Tuesday, February 07, 2006

UCL preemption decision ordered published: Smith v. Wells Fargo Bank

On January 26, 2006, the Court of Appeal (Fourth Appellate District, Division One) issued a publication order in Smith v. Wells Fargo Bank, N.A., ___ Cal.App.4th ___ (Dec. 29, 2005). My original post on the Smith decision is here.

Friday, February 03, 2006

Supreme Court grants review in Fireside Bank

On Wednesday, the Supreme Court granted review in Fireside Bank v. Superior Court, ___ Cal.App.4th ___ (Oct. 21, 2005). That is the case in which the Court of Appeal (Sixth Appellate District) rejected the defendant's argument that impermissible "one-way intervention" would result if the plaintiff were allowed to seek a merits ruling prior to class certification. My original post on the decision, which discusses "one-way intervention" in more detail, is here. It will be interesting to see what the Supreme Court does. As I observed in my original post, the whole concept of "one-way intervention" originated (at least in California) in two Court of Appeal decisions from the 1970s. The Supreme Court has never before weighed in.

Thursday, February 02, 2006

Court of Appeal modifies UCL "restitution" opinion: Colgan v. Leatherman Tool Group, Inc.
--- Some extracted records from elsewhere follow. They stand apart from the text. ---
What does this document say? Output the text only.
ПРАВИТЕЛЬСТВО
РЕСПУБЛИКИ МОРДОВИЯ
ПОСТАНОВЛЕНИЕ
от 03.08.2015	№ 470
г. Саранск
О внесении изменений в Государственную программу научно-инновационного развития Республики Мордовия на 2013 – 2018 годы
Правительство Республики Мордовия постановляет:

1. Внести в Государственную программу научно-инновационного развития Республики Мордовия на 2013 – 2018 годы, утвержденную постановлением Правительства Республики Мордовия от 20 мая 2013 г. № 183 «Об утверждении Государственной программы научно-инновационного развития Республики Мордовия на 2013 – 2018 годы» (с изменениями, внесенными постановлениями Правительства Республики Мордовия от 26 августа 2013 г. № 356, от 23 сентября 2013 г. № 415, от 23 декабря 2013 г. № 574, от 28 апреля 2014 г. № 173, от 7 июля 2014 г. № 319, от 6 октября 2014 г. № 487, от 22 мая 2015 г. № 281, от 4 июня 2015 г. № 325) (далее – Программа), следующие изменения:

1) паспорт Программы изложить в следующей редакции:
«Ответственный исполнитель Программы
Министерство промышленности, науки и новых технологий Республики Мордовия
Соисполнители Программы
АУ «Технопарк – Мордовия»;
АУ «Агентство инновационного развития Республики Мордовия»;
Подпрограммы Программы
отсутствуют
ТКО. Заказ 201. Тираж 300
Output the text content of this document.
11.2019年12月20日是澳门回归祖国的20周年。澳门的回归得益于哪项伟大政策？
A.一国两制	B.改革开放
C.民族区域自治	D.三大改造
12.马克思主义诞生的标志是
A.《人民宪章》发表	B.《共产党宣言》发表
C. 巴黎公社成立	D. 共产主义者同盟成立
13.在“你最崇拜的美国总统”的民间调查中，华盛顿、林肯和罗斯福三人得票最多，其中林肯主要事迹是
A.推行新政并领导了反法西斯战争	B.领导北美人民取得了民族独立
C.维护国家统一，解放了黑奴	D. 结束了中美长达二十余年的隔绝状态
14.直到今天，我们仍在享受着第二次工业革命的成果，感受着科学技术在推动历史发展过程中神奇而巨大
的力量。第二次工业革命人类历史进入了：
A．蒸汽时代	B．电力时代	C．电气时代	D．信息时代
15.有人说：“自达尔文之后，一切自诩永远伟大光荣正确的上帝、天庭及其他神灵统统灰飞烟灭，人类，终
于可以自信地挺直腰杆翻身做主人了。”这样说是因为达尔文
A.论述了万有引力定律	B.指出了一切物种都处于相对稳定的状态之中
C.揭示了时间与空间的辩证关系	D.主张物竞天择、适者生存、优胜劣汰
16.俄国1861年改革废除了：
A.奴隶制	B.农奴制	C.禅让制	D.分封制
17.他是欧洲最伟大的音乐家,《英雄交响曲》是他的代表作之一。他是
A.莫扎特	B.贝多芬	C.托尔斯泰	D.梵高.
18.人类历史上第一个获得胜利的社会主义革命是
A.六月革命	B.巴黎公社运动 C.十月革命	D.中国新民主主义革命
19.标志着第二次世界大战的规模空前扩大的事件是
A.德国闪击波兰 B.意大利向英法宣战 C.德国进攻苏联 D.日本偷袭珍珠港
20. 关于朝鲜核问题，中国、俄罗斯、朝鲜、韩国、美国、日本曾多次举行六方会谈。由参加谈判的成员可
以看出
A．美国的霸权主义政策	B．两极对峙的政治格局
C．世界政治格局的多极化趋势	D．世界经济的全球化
On Tuesday, January 31, 2006, the Court of Appeal issued an Order Modifying Opinion and Denying Respondents' Petition for Rehearing in Colgan v. Leatherman Tool Group, Inc., ___ Cal.App.4th ___ (Jan. 10, 2006). My original post on Colgan is here. The most interesting thing in the modification order is new footnote 24, concerning the nature of "restitution":

“[T]he terms equity and equitable are not always used to refer to remedial characteristics of a case. ... [E]quitable ... sometimes refers to fairness, sometimes to the jurisdictional mass of equity precedent, sometimes to remedies.” (Dobbs, Law of Remedies (2d ed. 1993) Meaning of Equity, § 2.1(3), p. 55; see 12 Corbin on Contracts (Interim edition 2002) Restitution, § 1103, p. 10 [“The remedy of restitution . . . can not properly be described as either ‘legal’ or ‘equitable’ in any narrowly restricted signification of those terms”].)
(Mod. Order at 2.)

Wednesday, February 01, 2006

"Appeal Courts at Odds Over Meal Breaks"

My colleague Jessica Grant was quoted in this article (subscription required) in Monday's Recorder on the split in appellate authority over whether the extra hour of pay mandated by the Labor Code for meal and rest break violations is a "wage" or a "penalty." Three conflicting decisions have come down over the past month (Wage Law has more). I agree with Jessica that a split among the districts increases the likelihood that the Supreme Court will grant review. That's precisely what happened with Prop. 64 retroactivity.